Les angoisses d’une âme menacée de réprobation
Et mon Souverain m’ayant fait connaître que lorsqu’il voudrait abandonner quelques-unes de ces âmes pour lesquelles il voulait que je souffrisse, il me ferait porter l’état d’une âme réprouvée, en me faisant sentir la désolation où elle se trouve à l’heure de la mort ; et je n’ai jamais rien éprouvé de plus terrible, n’ayant pas de termes pour m’en pouvoir expliquer. Car une fois, comme je travaillais seule, il fut mis devant moi une religieuse encore vivante alors, et l’on me dit intelligiblement :
« Tiens, voilà cette religieuse de nom seulement, laquelle je suis prêt à vomir de mon Cœur, et l’abandonner à elle-même. » En même temps, je me sentis saisie d’une frayeur si grande, que m’étant prosternée la face contre terre, j’y demeurai longtemps, n’en pouvant revenir ; et je m’offris en même [temps] à la divine justice pour souffrir tout ce qu’il lui plairait, afin qu’il ne l’abandonnât pas. Et il me sembla qu’alors sa juste colère s’étant tournée contre moi, je me trouvai dans une effroyable angoisse et désolation de toute part ; car je me sentais un poids accablant sur les épaules. Si je voulais lever les yeux, je voyais un Dieu irrité contre moi et armé de verges et de fouets, prêt à fondre sur moi ; d’autre part, il me semblait voir l’enfer ouvert pour m’engloutir. Tout était révolté et en confusion dans mon intérieur. Mon ennemi m’assiégeait de toute part par de violentes tentations, surtout de désespoir, et je fuyais partout Celui qui me poursuivait…

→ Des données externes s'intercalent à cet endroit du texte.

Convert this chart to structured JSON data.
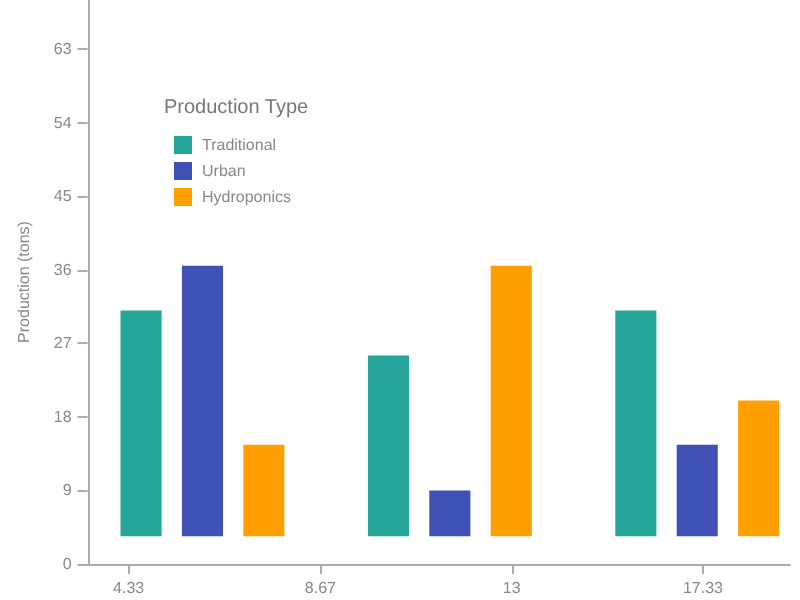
{
  "chart_data": {
    "type": "bar",
    "ylabel": "Production (tons)",
    "legend_title": "Production Type",
    "x": [
      6,
      11.6,
      17.2
    ],
    "xlim": [
      3.4,
      19.3
    ],
    "xticks": [
      4.33,
      8.67,
      13,
      17.33
    ],
    "ylim": [
      0,
      69
    ],
    "yticks": [
      0,
      9,
      18,
      27,
      36,
      45,
      54,
      63
    ],
    "series": [
      {
        "name": "Traditional",
        "color": "#26a69a",
        "base": [
          3.4,
          3.4,
          3.4
        ],
        "values": [
          27.6,
          22.1,
          27.6
        ]
      },
      {
        "name": "Urban",
        "color": "#3f51b5",
        "base": [
          3.4,
          3.4,
          3.4
        ],
        "values": [
          33.1,
          5.6,
          11.2
        ]
      },
      {
        "name": "Hydroponics",
        "color": "#ffa000",
        "base": [
          3.4,
          3.4,
          3.4
        ],
        "values": [
          11.2,
          33.1,
          16.6
        ]
      }
    ],
    "grid": false,
    "legend": "top left"
  }
}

Je souffrais des confusions épouvantables de ce que je pensais que mes peines étaient connues à tout le monde. Je ne pouvais même prier, ni m’exprimer de mes peines que par mes larmes, en disant seulement : « Ah ! qu’il est terrible de tomber entre les mains d’un Dieu vivant ! » Et d’autres fois, me jetant la face contre terre, je disais : « Frappez, mon Dieu ! coupez, brûlez et consommez, tout ce qui vous déplaît, et n’épargnez ni mon corps, ni ma vie, ni ma chair, ni mon sang, pourvu que vous sauviez éternellement cette âme ! »
Et je confesse que je ne pouvais soutenir longtemps un état si douloureux, si son amoureuse miséricorde ne m’avait soutenue sous les rigueurs de sa justice. Aussi je tombai malade, et eus peine d’en revenir. Il m’a fait porter souvent ces dispositions douloureuses, parmi lesquelles m’ayant une fois montré les châtiments qu’il voulait exercer sur quelques âmes, je me jetai à ses pieds sacrés, en lui disant : « O mon Sauveur ! déchargez sur moi toute votre colère, et m’effacez du livre de vie, plutôt que de perdre ces âmes qui vous ont coûté si cher », et il me répondit : « Mais elles ne t’aiment pas et ne cesseront de t’affliger. » — « Il n’importe, mon Dieu ; pourvu qu’elles vous aiment, je ne veux cesser de vous prier de leur pardonner. » — « Laisse-moi faire ; je ne les peux souffrir davantage. » Et l’embrassant encore plus fortement : « Non, mon Seigneur, je ne vous quitterai point que vous ne leur ayez pardonné. » Et il me disait : « Je le veux bien, si tu veux répondre pour eux. » — « Oui, mon Dieu ; mais je ne vous paierai toujours qu’avec vos propres biens, qui sont les trésors de votre sacré Cœur. » C’est de quoi il se tint content T. II, p. 106. .
Et, s’il m’avait été libre de communier souvent, j’aurais eu mon cœur content. Et comme une fois que je le désirais ardemment, mon divin Maître se présenta devant moi, comme j’étais chargée des balayures, il me dit :
« Ma fille, j’ai vu tes gémissements, et les désirs de ton cœur me sont si agréables que si je n’avais pas institué mon divin Sacrement d’amour, je l’instituerais pour l’amour de toi, pour avoir le plaisir de loger dans ton âme, et prendre mon repos d’amour dans ton cœur. » Ce qui me pénétra d’une si vive ardeur, que j’en sentais mon âme toute transportée, et ne pouvait s’exprimer que par ces paroles : « O amour ! ô excès de l’amour d’un Dieu envers une si misérable créature. » Et toute ma vie cela m’a servi d’un puissant aiguillon pour m’exciter à la reconnaissance de ce pur amour.